Typically, this means that we will usually see these reports in January, April, July, and October, this is mostly due to the time required to reconcile the accounting methods and data from the end of the quarter. Some companies may release them earlier or later, but it’s generally accepted that these are the months known as earnings season. The generally accepted start of earnings season usually comes from the routinely early release by Alcoa NYSE: AA, who produce aluminium for manufacturing. There is no real start and end date for earnings season, as the compiling of reports tends to be a variable in the time it takes to collect, but it’s usually about six weeks.
It’s an important time of year, especially for investors, as the results can affect the intrinsic value of a stock for better or for worse. Sometimes they are the difference between a good year and a bad year for the underlying company. We find that the earlier estimates tend to influence stock prices, and if the actual result reported varies from this, we could see some larger moves occur.
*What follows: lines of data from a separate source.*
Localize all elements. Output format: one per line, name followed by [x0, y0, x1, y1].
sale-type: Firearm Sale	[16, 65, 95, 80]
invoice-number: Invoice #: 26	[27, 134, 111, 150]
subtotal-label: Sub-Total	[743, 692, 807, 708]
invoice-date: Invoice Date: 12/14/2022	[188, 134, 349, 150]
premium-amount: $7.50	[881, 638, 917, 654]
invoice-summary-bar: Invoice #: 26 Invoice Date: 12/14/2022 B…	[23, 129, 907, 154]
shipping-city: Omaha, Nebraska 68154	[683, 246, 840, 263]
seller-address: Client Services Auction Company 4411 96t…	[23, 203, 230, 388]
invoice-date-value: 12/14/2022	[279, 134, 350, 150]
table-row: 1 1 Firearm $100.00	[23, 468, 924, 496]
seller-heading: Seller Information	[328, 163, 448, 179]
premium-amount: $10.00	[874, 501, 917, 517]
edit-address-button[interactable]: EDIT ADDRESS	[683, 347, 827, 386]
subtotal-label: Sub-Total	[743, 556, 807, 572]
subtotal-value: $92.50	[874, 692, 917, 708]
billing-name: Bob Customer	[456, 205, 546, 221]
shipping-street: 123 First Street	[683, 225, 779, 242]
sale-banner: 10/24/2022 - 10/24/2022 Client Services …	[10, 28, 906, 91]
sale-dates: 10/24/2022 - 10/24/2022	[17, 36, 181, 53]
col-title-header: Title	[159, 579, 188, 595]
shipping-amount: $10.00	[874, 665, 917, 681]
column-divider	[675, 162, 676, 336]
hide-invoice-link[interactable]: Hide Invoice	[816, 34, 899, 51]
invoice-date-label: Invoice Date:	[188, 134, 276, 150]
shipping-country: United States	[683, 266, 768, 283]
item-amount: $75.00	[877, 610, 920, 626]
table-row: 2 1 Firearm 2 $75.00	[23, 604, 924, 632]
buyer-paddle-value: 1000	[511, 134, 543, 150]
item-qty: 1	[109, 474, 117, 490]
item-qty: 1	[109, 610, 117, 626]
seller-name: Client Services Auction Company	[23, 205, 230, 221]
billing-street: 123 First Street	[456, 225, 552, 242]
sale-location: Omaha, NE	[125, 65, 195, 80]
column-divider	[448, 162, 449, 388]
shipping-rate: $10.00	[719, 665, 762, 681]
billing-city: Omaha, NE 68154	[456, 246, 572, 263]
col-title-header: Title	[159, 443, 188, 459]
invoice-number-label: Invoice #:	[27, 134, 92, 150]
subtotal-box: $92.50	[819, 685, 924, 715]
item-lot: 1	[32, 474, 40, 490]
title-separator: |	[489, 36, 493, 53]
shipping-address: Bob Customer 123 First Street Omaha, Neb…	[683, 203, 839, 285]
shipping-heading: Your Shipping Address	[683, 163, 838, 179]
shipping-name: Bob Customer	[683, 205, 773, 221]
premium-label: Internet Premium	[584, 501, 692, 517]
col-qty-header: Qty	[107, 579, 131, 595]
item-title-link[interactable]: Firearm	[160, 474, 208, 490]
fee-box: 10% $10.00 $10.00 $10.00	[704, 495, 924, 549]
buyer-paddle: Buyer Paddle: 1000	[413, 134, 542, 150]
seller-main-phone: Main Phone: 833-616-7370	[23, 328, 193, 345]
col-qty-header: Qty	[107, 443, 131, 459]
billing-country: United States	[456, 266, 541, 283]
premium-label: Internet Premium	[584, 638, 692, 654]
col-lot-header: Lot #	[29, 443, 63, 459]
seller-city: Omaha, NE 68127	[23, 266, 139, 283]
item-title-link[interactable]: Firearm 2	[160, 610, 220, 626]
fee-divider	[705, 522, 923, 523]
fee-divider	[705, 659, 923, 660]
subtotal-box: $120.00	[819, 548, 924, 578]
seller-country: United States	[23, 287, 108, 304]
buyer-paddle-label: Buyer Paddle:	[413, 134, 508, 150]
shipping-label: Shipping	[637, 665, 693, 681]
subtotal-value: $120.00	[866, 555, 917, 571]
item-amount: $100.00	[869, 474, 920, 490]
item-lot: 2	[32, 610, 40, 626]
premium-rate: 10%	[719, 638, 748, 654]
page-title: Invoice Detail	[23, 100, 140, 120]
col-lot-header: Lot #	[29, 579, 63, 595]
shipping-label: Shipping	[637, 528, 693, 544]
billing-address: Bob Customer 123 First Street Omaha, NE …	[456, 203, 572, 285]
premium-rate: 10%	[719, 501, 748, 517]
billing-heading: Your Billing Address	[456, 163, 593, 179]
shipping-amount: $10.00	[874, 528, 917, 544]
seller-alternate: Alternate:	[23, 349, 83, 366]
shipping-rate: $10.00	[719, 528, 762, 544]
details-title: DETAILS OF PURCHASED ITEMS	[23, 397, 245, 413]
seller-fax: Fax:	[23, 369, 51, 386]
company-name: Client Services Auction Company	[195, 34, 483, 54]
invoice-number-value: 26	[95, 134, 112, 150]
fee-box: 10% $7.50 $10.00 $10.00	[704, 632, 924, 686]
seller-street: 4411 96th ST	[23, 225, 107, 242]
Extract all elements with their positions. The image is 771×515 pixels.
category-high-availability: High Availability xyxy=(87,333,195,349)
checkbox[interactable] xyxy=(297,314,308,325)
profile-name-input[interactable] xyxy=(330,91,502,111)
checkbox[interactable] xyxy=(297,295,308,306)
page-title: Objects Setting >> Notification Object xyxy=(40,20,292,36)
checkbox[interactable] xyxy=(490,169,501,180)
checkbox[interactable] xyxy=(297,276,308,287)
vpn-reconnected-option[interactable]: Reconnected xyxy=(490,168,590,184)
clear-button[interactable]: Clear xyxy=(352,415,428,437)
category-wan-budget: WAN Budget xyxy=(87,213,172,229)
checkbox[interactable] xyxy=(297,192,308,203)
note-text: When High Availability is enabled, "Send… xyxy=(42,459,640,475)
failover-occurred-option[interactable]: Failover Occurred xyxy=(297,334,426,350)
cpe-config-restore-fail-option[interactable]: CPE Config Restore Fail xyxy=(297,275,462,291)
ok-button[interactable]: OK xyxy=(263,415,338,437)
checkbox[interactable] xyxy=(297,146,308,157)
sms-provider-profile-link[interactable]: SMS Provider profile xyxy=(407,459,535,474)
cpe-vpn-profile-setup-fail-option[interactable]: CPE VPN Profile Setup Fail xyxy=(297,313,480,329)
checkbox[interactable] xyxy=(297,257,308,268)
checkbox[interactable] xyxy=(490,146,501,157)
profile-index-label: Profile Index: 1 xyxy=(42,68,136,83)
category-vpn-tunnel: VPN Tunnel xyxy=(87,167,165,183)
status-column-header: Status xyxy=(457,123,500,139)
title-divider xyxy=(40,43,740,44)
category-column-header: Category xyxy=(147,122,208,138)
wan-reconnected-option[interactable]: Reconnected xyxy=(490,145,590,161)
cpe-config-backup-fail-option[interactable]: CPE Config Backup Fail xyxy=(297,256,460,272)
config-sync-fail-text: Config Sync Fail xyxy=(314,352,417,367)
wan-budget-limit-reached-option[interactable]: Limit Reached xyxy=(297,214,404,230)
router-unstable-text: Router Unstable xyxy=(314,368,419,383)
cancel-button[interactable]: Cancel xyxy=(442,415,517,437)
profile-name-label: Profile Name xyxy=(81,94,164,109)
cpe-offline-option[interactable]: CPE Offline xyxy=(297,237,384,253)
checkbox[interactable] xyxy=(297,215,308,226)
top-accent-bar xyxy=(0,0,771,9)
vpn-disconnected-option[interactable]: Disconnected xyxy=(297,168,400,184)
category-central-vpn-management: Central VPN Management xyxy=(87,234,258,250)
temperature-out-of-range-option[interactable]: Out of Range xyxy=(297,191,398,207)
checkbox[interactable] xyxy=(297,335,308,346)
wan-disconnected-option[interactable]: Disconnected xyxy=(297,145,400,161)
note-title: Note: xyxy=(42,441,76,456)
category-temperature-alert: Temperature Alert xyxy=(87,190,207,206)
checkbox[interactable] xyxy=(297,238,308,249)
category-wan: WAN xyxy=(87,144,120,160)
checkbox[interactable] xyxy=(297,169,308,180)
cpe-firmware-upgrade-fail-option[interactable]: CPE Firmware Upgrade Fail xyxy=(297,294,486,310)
Analysts are usually quite mathematical when it comes to these reports, so they look for particular numbers EBT, EBIT, and EBITDA are usually incorporated in one version or another. Regardless all three tend to show what the profitability before tax might look like for a particular company. This won’t be all that we look for, we will also gauge whether the company’s stock is under or over-valued (EPS) and if the risk is worth the investment, by using DCF and WACC models. Sometimes we will conduct a ratio analysis to see if there are any areas of weakness within the company.
We will also look at the company within their sector and ask a variety of questions such as:
- Is the business model completive?
- Who is the major competition?
- How do they compare?
- What industry or environmental factors might affect the future?
- Who is running the show?
These are not all the questions you may ask, and in some instances, you may not ask them at all as you may already have formed a picture of the Macro-Economy in your mind.
As a rule of thumb for earnings season, we look for deviations from the estimated reports too the actual reports. We consider the market leaders to gauge the βeta risk and the overall health of the general stock market, looking for opportunities or reasons to bail out of positions.
This earnings season is to be an interesting one, and we already have an inkling due to the COVID-19 pandemic that earnings are not going to be spectacular. Some larger firms will have reduced expectations already for the earnings in the last quarter, so nothing to surprise us there. No, this earnings season is only interesting to me, for the ‘how bad did it get’ factor. My real interest is in the next quarter… Will we see recovery starting to shape, or will we enter an earnings recession, built upon an economic recession built on a pandemic.